The current program of record for the B-21 is 100, though service officials, Pentagon leaders and STRATCOM have all called for that number to grow. Lt. Gen Andrew Gebara, the deputy chief of staff for strategic deterrence and nuclear integration, says the final number is reliant on STRATCOM’s analysis.
“But it’s important to remember this is also the backbone of our conventional force,” Gebara said during an Aug. 27 Mitchell Institute for Aerospace Studies event. “We aren’t building out B-21 numbers only for our triad, we’re also building it out for our long-range strike capability.”

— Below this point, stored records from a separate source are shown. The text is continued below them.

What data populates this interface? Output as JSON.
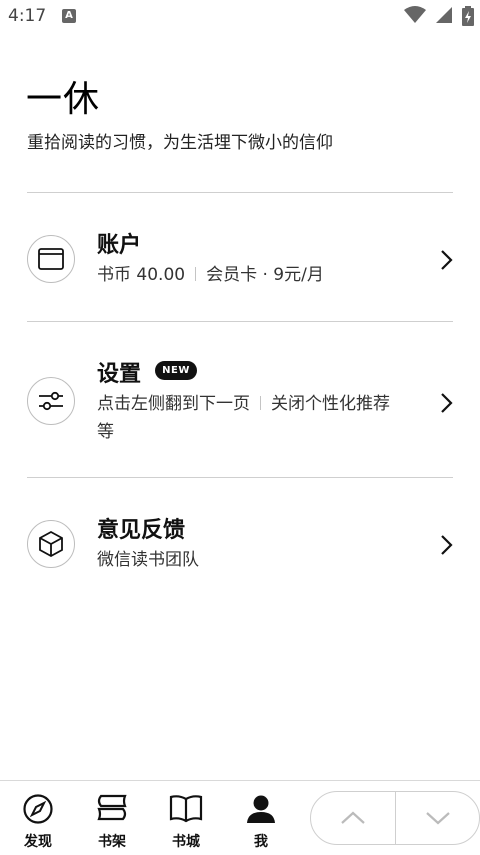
{
  "status_bar": {
    "time": "4:17",
    "notification_letter": "A"
  },
  "profile": {
    "name": "一休",
    "motto": "重拾阅读的习惯，为生活埋下微小的信仰"
  },
  "menu": {
    "account": {
      "title": "账户",
      "coins": "书币 40.00",
      "membership": "会员卡 · 9元/月",
      "icon": "wallet-icon"
    },
    "settings": {
      "title": "设置",
      "badge": "NEW",
      "line1_left": "点击左侧翻到下一页",
      "line1_right": "关闭个性化推荐",
      "line2": "等",
      "icon": "sliders-icon"
    },
    "feedback": {
      "title": "意见反馈",
      "subtitle": "微信读书团队",
      "icon": "cube-icon"
    }
  },
  "tabs": [
    {
      "label": "发现",
      "icon": "compass-icon"
    },
    {
      "label": "书架",
      "icon": "bookshelf-icon"
    },
    {
      "label": "书城",
      "icon": "open-book-icon"
    },
    {
      "label": "我",
      "icon": "person-icon"
    }
  ],
  "colors": {
    "text": "#111111",
    "divider": "#cfcfcf",
    "badge_bg": "#111111"
  }
}
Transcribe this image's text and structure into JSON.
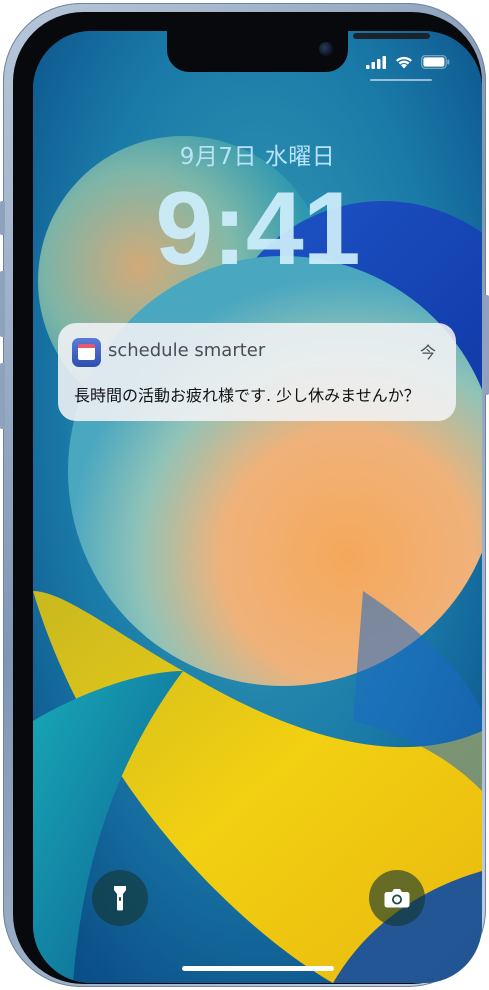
{
  "status_bar": {
    "signal_icon": "cellular-signal-icon",
    "wifi_icon": "wifi-icon",
    "battery_icon": "battery-icon"
  },
  "lock_screen": {
    "date": "9月7日 水曜日",
    "time": "9:41"
  },
  "notification": {
    "app_icon": "schedule-app-icon",
    "app_name": "schedule smarter",
    "timestamp": "今",
    "message": "長時間の活動お疲れ様です. 少し休みませんか？"
  },
  "quick_actions": {
    "flashlight_icon": "flashlight-icon",
    "camera_icon": "camera-icon"
  },
  "colors": {
    "frame": "#8ea2bd",
    "clock_text": "#cdeefc",
    "notification_bg": "#f2f2f5"
  }
}
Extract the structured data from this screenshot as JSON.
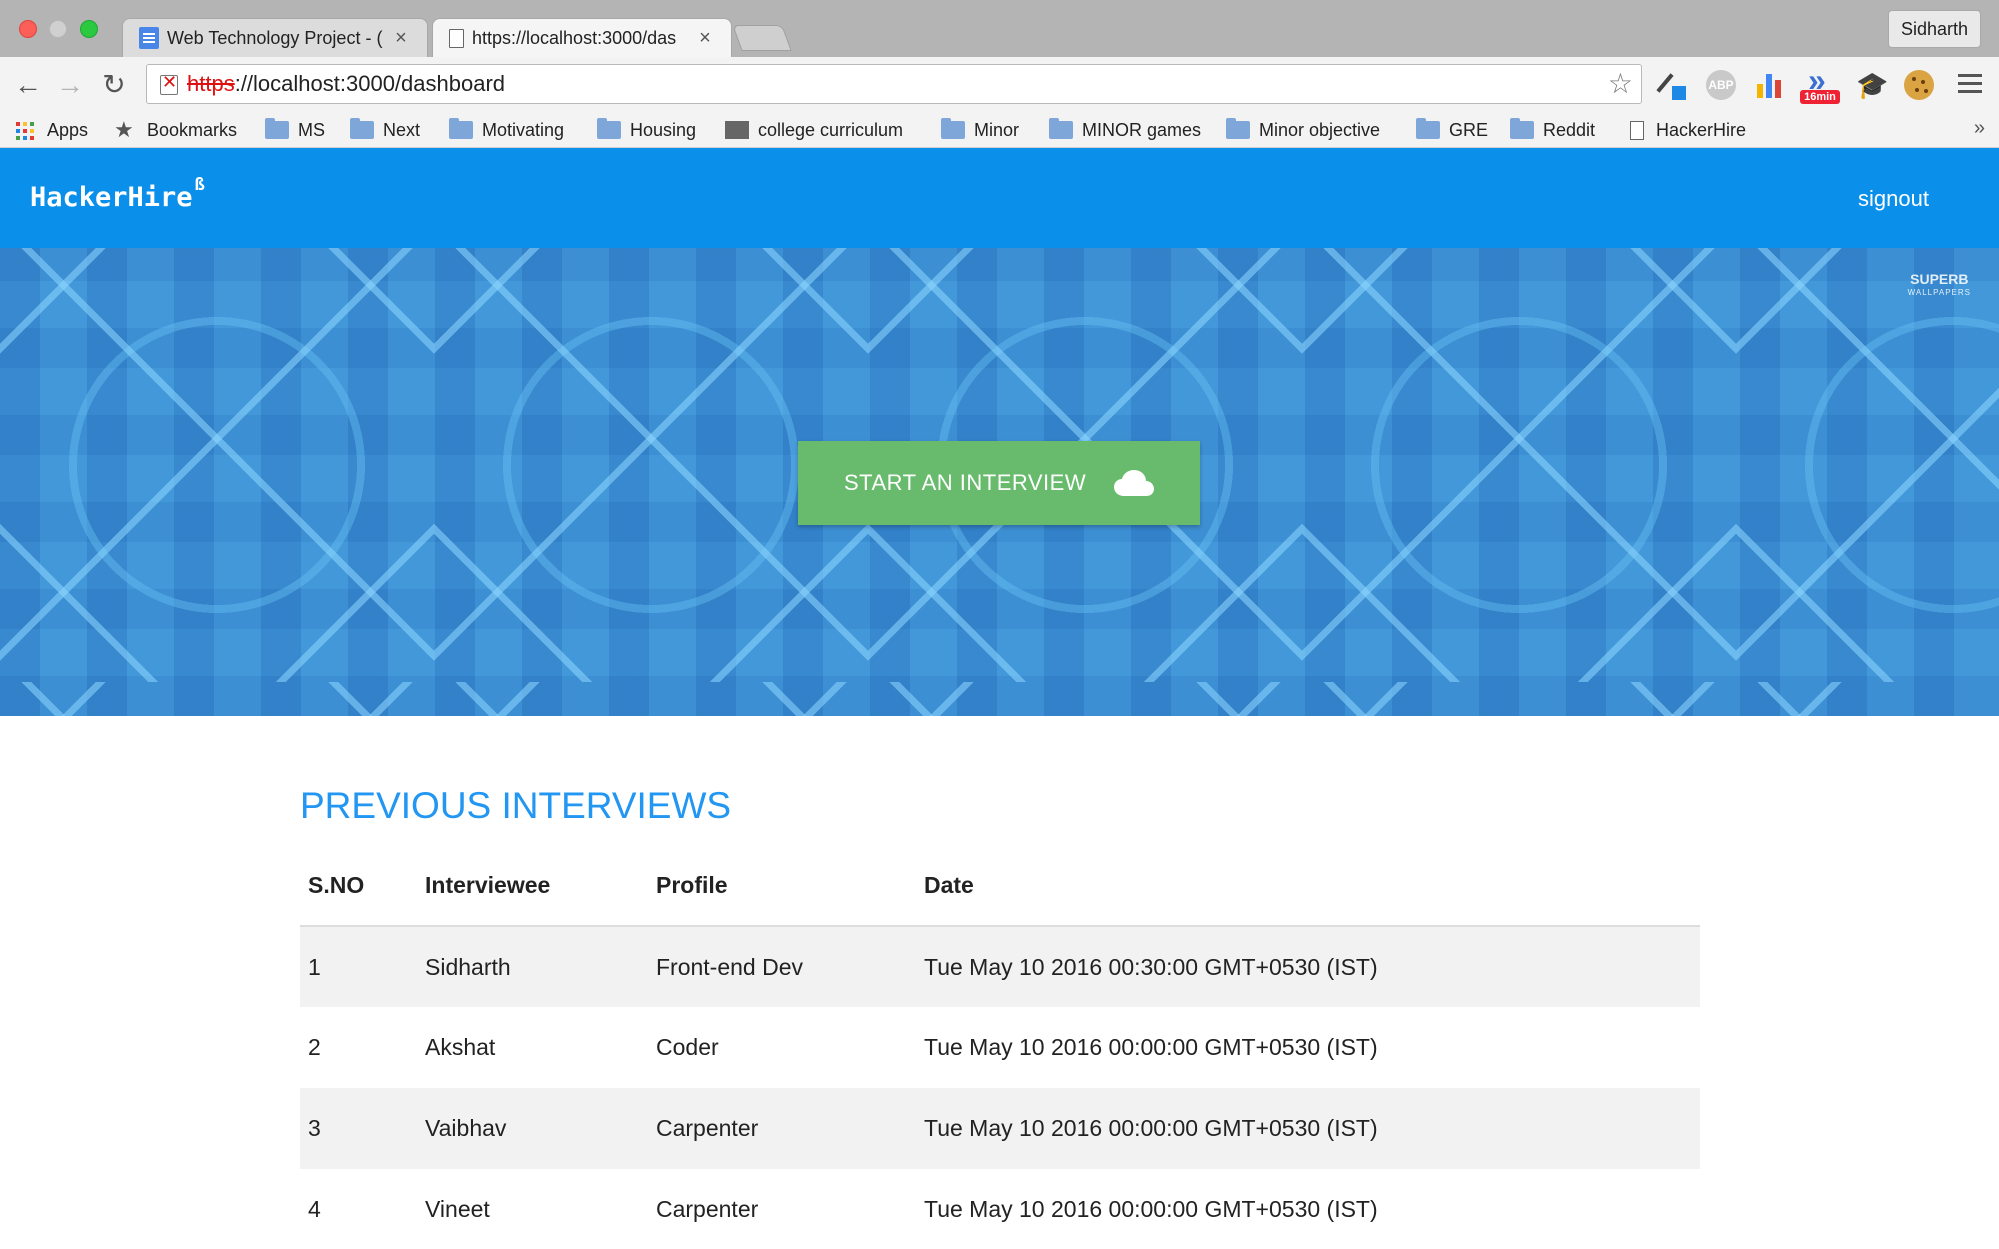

The Air Force’s current bomber fleet plans are based on the ability to conduct short-term, not protracted operations. “Our bomber force right now is optimized for raids and small-scale, a few nights at a time (operations),” Gebara says. “There’s no guarantee that’ll be the case in the future.”
The B-21 is in early stages of testing, with the second flight aircraft hopefully flying by the end of the year, he says. The first B-21 took its initial flight in November 2023, and other aircraft are in ground tests. The flight will be “event-based,” he says.
“We’re not going to ever give them an artificial date that they have to make if it doesn’t bring the test program along to where they need to be,” Gebara says. The final decision on fleet size doesn’t need to happen for a while, as the program is in its early stages of production.
Congress, in some of the versions of defense spending and policy bills in consideration, is calling for increased spending to focus on increasing production when the time comes. Gebara says the potential influx of spending could “go a long way to help us facilitate and get to the point where we can build this thing at scale.” It also shows Congress has confidence that the program is progressing well.
“We’ve done a lot of work to hold changes to the minimum to allow the program office and the contractor to get after it, and it’s paying dividends,” Gebara says. The B-21 will eventually carry the nuclear Long-Range Standoff Weapon (LRSO), which is also in tests. Gebara says this is progressing well, with four flight tests so far this year alone.